Jednocześnie nie wiadomo czy kombinowanie przy warunkach przetargu wyjdzie na dobre. Bo nawet jeśli uzyska się niższą ofertę w przetargu, to sukces może być prowizoryczny. Chodzi o to co do tej pory robiła i zapewniała firma, a co po nowym przetargu będziemy musieli robić sami.
Inną sprawą jest bałagan, który towarzyszy rewolucji śmieciowej od początku jej istnienia. Pierwszym bublem przyjętym przez posłów był sposób naliczania opłat (od osoby, powierzchni lokalu lub zużycia wody bez możliwości stosowania niższych stawek np. dla rodzin wielodzietnych). Dopiero kiedy większość gmin podjęła już uchwały w tym zakresie, wtedy posłowie uchwałę zmienili.

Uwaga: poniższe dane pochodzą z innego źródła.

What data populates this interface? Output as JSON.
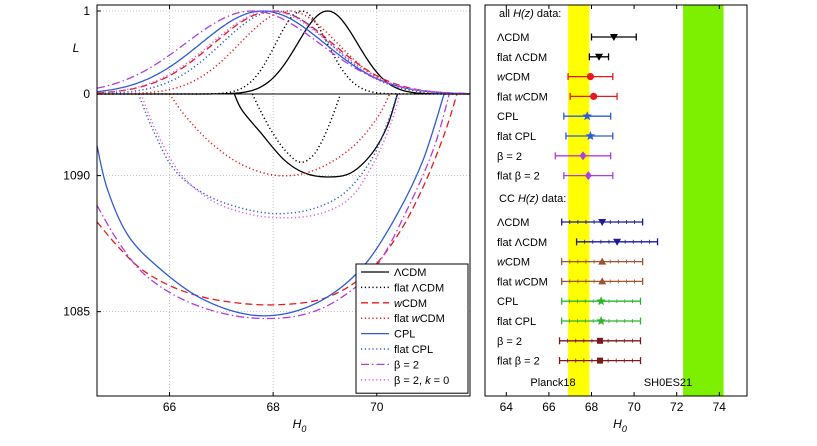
{
  "chart_data": [
    {
      "type": "line",
      "xlabel": "H_0",
      "xlim": [
        64.6,
        71.8
      ],
      "x_ticks": [
        "66",
        "68",
        "70"
      ],
      "top_panel": {
        "ylabel": "L",
        "y_ticks": [
          "0",
          "1"
        ],
        "ylim": [
          0,
          1
        ]
      },
      "bottom_panel": {
        "y_ticks": [
          "1090",
          "1085"
        ],
        "ylim": [
          1081.9,
          1093
        ],
        "inverted": true
      },
      "legend_position": "bottom-right",
      "series": [
        {
          "name": "ΛCDM",
          "label_parts": [
            "ΛCDM"
          ],
          "color": "#000000",
          "dash": "solid",
          "likelihood": {
            "mean": 69.05,
            "sigma": 0.58
          },
          "contour": [
            [
              67.25,
              1093
            ],
            [
              67.4,
              1092.4
            ],
            [
              67.75,
              1091.6
            ],
            [
              68.2,
              1090.6
            ],
            [
              68.6,
              1090.1
            ],
            [
              69.05,
              1089.95
            ],
            [
              69.5,
              1090.1
            ],
            [
              69.9,
              1090.8
            ],
            [
              70.2,
              1091.8
            ],
            [
              70.4,
              1093
            ]
          ]
        },
        {
          "name": "flat ΛCDM",
          "label_parts": [
            "flat ΛCDM"
          ],
          "color": "#000000",
          "dash": "dotted",
          "likelihood": {
            "mean": 68.55,
            "sigma": 0.5
          },
          "contour": [
            [
              67.6,
              1093
            ],
            [
              67.75,
              1092.4
            ],
            [
              67.95,
              1091.7
            ],
            [
              68.2,
              1091.0
            ],
            [
              68.5,
              1090.5
            ],
            [
              68.75,
              1090.7
            ],
            [
              68.95,
              1091.3
            ],
            [
              69.15,
              1092.2
            ],
            [
              69.3,
              1093
            ]
          ]
        },
        {
          "name": "wCDM",
          "label_parts": [
            "w",
            "CDM"
          ],
          "color": "#e8191c",
          "dash": "dashed",
          "likelihood": {
            "mean": 68.0,
            "sigma": 1.15
          },
          "contour": [
            [
              64.6,
              1088.3
            ],
            [
              65.0,
              1087.4
            ],
            [
              65.5,
              1086.5
            ],
            [
              66.2,
              1085.8
            ],
            [
              67.0,
              1085.4
            ],
            [
              68.0,
              1085.25
            ],
            [
              69.0,
              1085.5
            ],
            [
              69.8,
              1086.4
            ],
            [
              70.4,
              1087.8
            ],
            [
              70.9,
              1089.6
            ],
            [
              71.3,
              1091.5
            ],
            [
              71.55,
              1093
            ]
          ]
        },
        {
          "name": "flat wCDM",
          "label_parts": [
            "flat ",
            "w",
            "CDM"
          ],
          "color": "#e8191c",
          "dash": "dotted",
          "likelihood": {
            "mean": 68.3,
            "sigma": 0.95
          },
          "contour": [
            [
              66.0,
              1093
            ],
            [
              66.3,
              1092.2
            ],
            [
              66.8,
              1091.2
            ],
            [
              67.4,
              1090.4
            ],
            [
              68.1,
              1090.0
            ],
            [
              68.8,
              1090.2
            ],
            [
              69.5,
              1091.0
            ],
            [
              70.0,
              1092.1
            ],
            [
              70.25,
              1093
            ]
          ]
        },
        {
          "name": "CPL",
          "label_parts": [
            "CPL"
          ],
          "color": "#2d5bd8",
          "dash": "solid",
          "likelihood": {
            "mean": 67.8,
            "sigma": 1.2
          },
          "contour": [
            [
              64.6,
              1091.1
            ],
            [
              64.8,
              1089.5
            ],
            [
              65.2,
              1087.8
            ],
            [
              65.8,
              1086.6
            ],
            [
              66.6,
              1085.5
            ],
            [
              67.5,
              1084.9
            ],
            [
              68.3,
              1084.95
            ],
            [
              69.1,
              1085.6
            ],
            [
              69.8,
              1086.8
            ],
            [
              70.4,
              1088.6
            ],
            [
              70.9,
              1090.6
            ],
            [
              71.3,
              1093
            ]
          ]
        },
        {
          "name": "flat CPL",
          "label_parts": [
            "flat CPL"
          ],
          "color": "#2d5bd8",
          "dash": "dotted",
          "likelihood": {
            "mean": 68.05,
            "sigma": 1.05
          },
          "contour": [
            [
              65.4,
              1093
            ],
            [
              65.7,
              1091.6
            ],
            [
              66.1,
              1090.2
            ],
            [
              66.7,
              1089.3
            ],
            [
              67.4,
              1088.8
            ],
            [
              68.1,
              1088.6
            ],
            [
              68.8,
              1088.8
            ],
            [
              69.4,
              1089.4
            ],
            [
              69.9,
              1090.6
            ],
            [
              70.2,
              1091.9
            ],
            [
              70.4,
              1093
            ]
          ]
        },
        {
          "name": "β = 2",
          "label_parts": [
            "β = 2"
          ],
          "color": "#b23ce0",
          "dash": "dashdot",
          "likelihood": {
            "mean": 67.6,
            "sigma": 1.3
          },
          "contour": [
            [
              64.6,
              1088.9
            ],
            [
              65.0,
              1087.6
            ],
            [
              65.5,
              1086.4
            ],
            [
              66.2,
              1085.5
            ],
            [
              67.0,
              1084.95
            ],
            [
              67.8,
              1084.75
            ],
            [
              68.6,
              1084.9
            ],
            [
              69.3,
              1085.5
            ],
            [
              70.0,
              1086.7
            ],
            [
              70.6,
              1088.8
            ],
            [
              71.1,
              1091.0
            ],
            [
              71.4,
              1093
            ]
          ]
        },
        {
          "name": "β = 2, k = 0",
          "label_parts": [
            "β = 2, ",
            "k",
            " = 0"
          ],
          "color": "#e25de6",
          "dash": "dotted",
          "likelihood": {
            "mean": 67.95,
            "sigma": 1.15
          },
          "contour": [
            [
              65.45,
              1093
            ],
            [
              65.75,
              1091.6
            ],
            [
              66.2,
              1090.1
            ],
            [
              66.8,
              1089.1
            ],
            [
              67.5,
              1088.6
            ],
            [
              68.2,
              1088.45
            ],
            [
              68.9,
              1088.6
            ],
            [
              69.5,
              1089.2
            ],
            [
              69.95,
              1090.5
            ],
            [
              70.25,
              1091.8
            ],
            [
              70.45,
              1093
            ]
          ]
        }
      ]
    },
    {
      "type": "scatter",
      "xlabel": "H_0",
      "xlim": [
        63.0,
        75.3
      ],
      "x_ticks": [
        "64",
        "66",
        "68",
        "70",
        "72",
        "74"
      ],
      "bands": [
        {
          "name": "Planck18",
          "range": [
            66.9,
            67.9
          ],
          "color": "#ffff00"
        },
        {
          "name": "SH0ES21",
          "range": [
            72.3,
            74.2
          ],
          "color": "#7cf000"
        }
      ],
      "band_labels": [
        "Planck18",
        "SH0ES21"
      ],
      "groups": [
        {
          "header": "all  H(z) data:",
          "header_parts": [
            "all  ",
            "H(z)",
            " data:"
          ],
          "points": [
            {
              "label_parts": [
                "ΛCDM"
              ],
              "value": 69.05,
              "lo": 68.0,
              "hi": 70.1,
              "color": "#000000",
              "marker": "triangle-down"
            },
            {
              "label_parts": [
                "flat ΛCDM"
              ],
              "value": 68.35,
              "lo": 67.9,
              "hi": 68.8,
              "color": "#000000",
              "marker": "triangle-down"
            },
            {
              "label_parts": [
                "w",
                "CDM"
              ],
              "value": 67.95,
              "lo": 66.9,
              "hi": 69.0,
              "color": "#e8191c",
              "marker": "circle"
            },
            {
              "label_parts": [
                "flat ",
                "w",
                "CDM"
              ],
              "value": 68.1,
              "lo": 67.0,
              "hi": 69.2,
              "color": "#e8191c",
              "marker": "circle"
            },
            {
              "label_parts": [
                "CPL"
              ],
              "value": 67.8,
              "lo": 66.7,
              "hi": 68.9,
              "color": "#2d5bd8",
              "marker": "star"
            },
            {
              "label_parts": [
                "flat CPL"
              ],
              "value": 67.95,
              "lo": 66.8,
              "hi": 69.0,
              "color": "#2d5bd8",
              "marker": "star"
            },
            {
              "label_parts": [
                "β = 2"
              ],
              "value": 67.6,
              "lo": 66.3,
              "hi": 68.9,
              "color": "#b23ce0",
              "marker": "diamond"
            },
            {
              "label_parts": [
                "flat β = 2"
              ],
              "value": 67.85,
              "lo": 66.7,
              "hi": 69.0,
              "color": "#b23ce0",
              "marker": "diamond"
            }
          ]
        },
        {
          "header": "CC  H(z) data:",
          "header_parts": [
            "CC  ",
            "H(z)",
            " data:"
          ],
          "points": [
            {
              "label_parts": [
                "ΛCDM"
              ],
              "value": 68.5,
              "lo": 66.6,
              "hi": 70.4,
              "color": "#1a1a9c",
              "marker": "triangle-down"
            },
            {
              "label_parts": [
                "flat ΛCDM"
              ],
              "value": 69.2,
              "lo": 67.3,
              "hi": 71.1,
              "color": "#1a1a9c",
              "marker": "triangle-down"
            },
            {
              "label_parts": [
                "w",
                "CDM"
              ],
              "value": 68.5,
              "lo": 66.6,
              "hi": 70.4,
              "color": "#a0522d",
              "marker": "triangle-up"
            },
            {
              "label_parts": [
                "flat ",
                "w",
                "CDM"
              ],
              "value": 68.5,
              "lo": 66.6,
              "hi": 70.4,
              "color": "#a0522d",
              "marker": "triangle-up"
            },
            {
              "label_parts": [
                "CPL"
              ],
              "value": 68.45,
              "lo": 66.6,
              "hi": 70.3,
              "color": "#2db52d",
              "marker": "star"
            },
            {
              "label_parts": [
                "flat CPL"
              ],
              "value": 68.45,
              "lo": 66.6,
              "hi": 70.3,
              "color": "#2db52d",
              "marker": "star"
            },
            {
              "label_parts": [
                "β = 2"
              ],
              "value": 68.4,
              "lo": 66.5,
              "hi": 70.3,
              "color": "#7a1a1a",
              "marker": "square"
            },
            {
              "label_parts": [
                "flat β = 2"
              ],
              "value": 68.4,
              "lo": 66.5,
              "hi": 70.3,
              "color": "#7a1a1a",
              "marker": "square"
            }
          ]
        }
      ]
    }
  ]
}
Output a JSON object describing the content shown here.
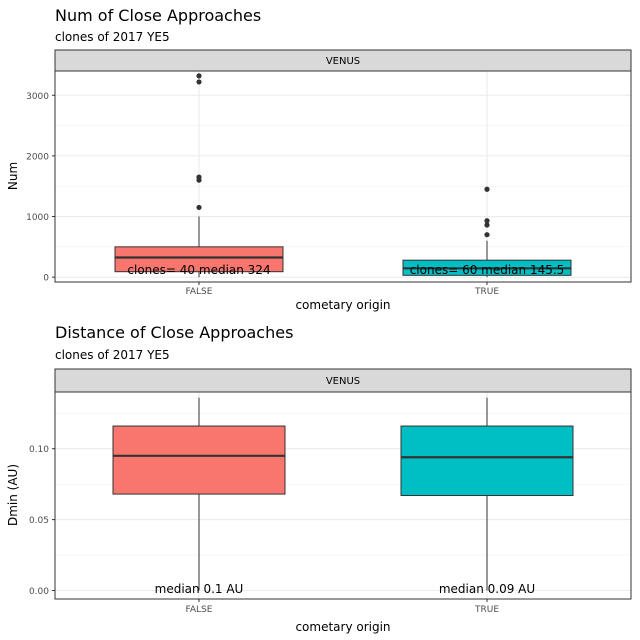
{
  "chart_data": [
    {
      "type": "box",
      "title": "Num of Close Approaches",
      "subtitle": "clones of 2017 YE5",
      "facet": "VENUS",
      "xlabel": "cometary origin",
      "ylabel": "Num",
      "categories": [
        "FALSE",
        "TRUE"
      ],
      "ylim": [
        -80,
        3400
      ],
      "yticks": [
        0,
        1000,
        2000,
        3000
      ],
      "ytick_labels": [
        "0",
        "1000",
        "2000",
        "3000"
      ],
      "grid": true,
      "boxes": [
        {
          "category": "FALSE",
          "color": "#F8766D",
          "q1": 90,
          "median": 324,
          "q3": 500,
          "whisker_low": 0,
          "whisker_high": 1000,
          "outliers": [
            1150,
            1600,
            1650,
            3220,
            3320
          ],
          "label": "clones= 40 median 324"
        },
        {
          "category": "TRUE",
          "color": "#00BFC4",
          "q1": 30,
          "median": 145.5,
          "q3": 280,
          "whisker_low": 0,
          "whisker_high": 600,
          "outliers": [
            700,
            860,
            930,
            1450
          ],
          "label": "clones= 60 median 145.5"
        }
      ]
    },
    {
      "type": "box",
      "title": "Distance of Close Approaches",
      "subtitle": "clones of 2017 YE5",
      "facet": "VENUS",
      "xlabel": "cometary origin",
      "ylabel": "Dmin (AU)",
      "categories": [
        "FALSE",
        "TRUE"
      ],
      "ylim": [
        -0.006,
        0.14
      ],
      "yticks": [
        0,
        0.05,
        0.1
      ],
      "ytick_labels": [
        "0.00",
        "0.05",
        "0.10"
      ],
      "grid": true,
      "boxes": [
        {
          "category": "FALSE",
          "color": "#F8766D",
          "q1": 0.068,
          "median": 0.095,
          "q3": 0.116,
          "whisker_low": 0.0,
          "whisker_high": 0.136,
          "outliers": [],
          "label": "median 0.1 AU"
        },
        {
          "category": "TRUE",
          "color": "#00BFC4",
          "q1": 0.067,
          "median": 0.094,
          "q3": 0.116,
          "whisker_low": 0.0,
          "whisker_high": 0.136,
          "outliers": [],
          "label": "median 0.09 AU"
        }
      ]
    }
  ]
}
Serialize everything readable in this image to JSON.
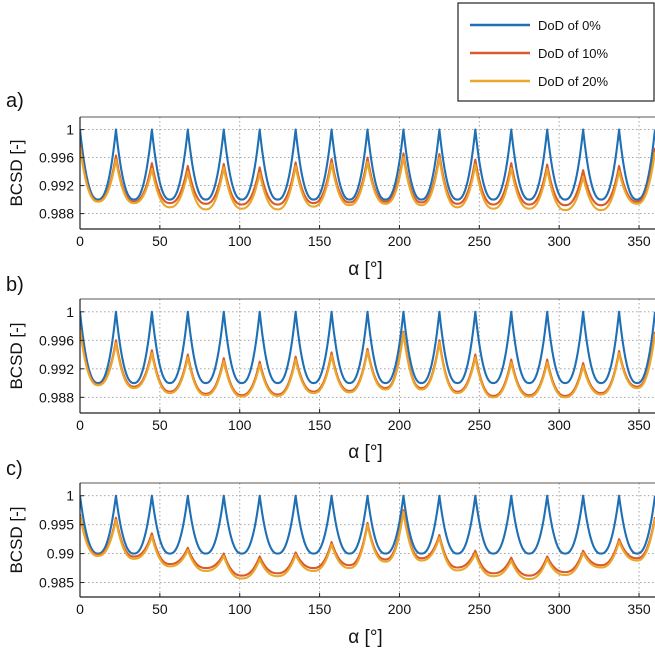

Obecnie trwają prace nad kolejnymi zmianami. Mają one pozwolić gminom bezpośrednio zlecać zadania związane z odbiorem śmieci własnym przedsiębiorstwom komunalnym. Teraz trzeba ogłosić przetarg, w którym może wziąć udział każda firma. Ta zmiana ma m.in. uchronić gminne spółki komunalne przed upadkiem. Mogłaby też dać samorządom więcej narzędzi do oszczędności w zakresie gospodarki śmieciami. Jednak biorąc pod uwagę tempo, w jakim pracują posłowie oraz ich oderwanie od rzeczywistości samorządowej, można się spodziewać, że zanim zmiany wejdą w życie, to większość przedsiębiorstw i spółek komunalnych należących do gmin po prostu upadnie.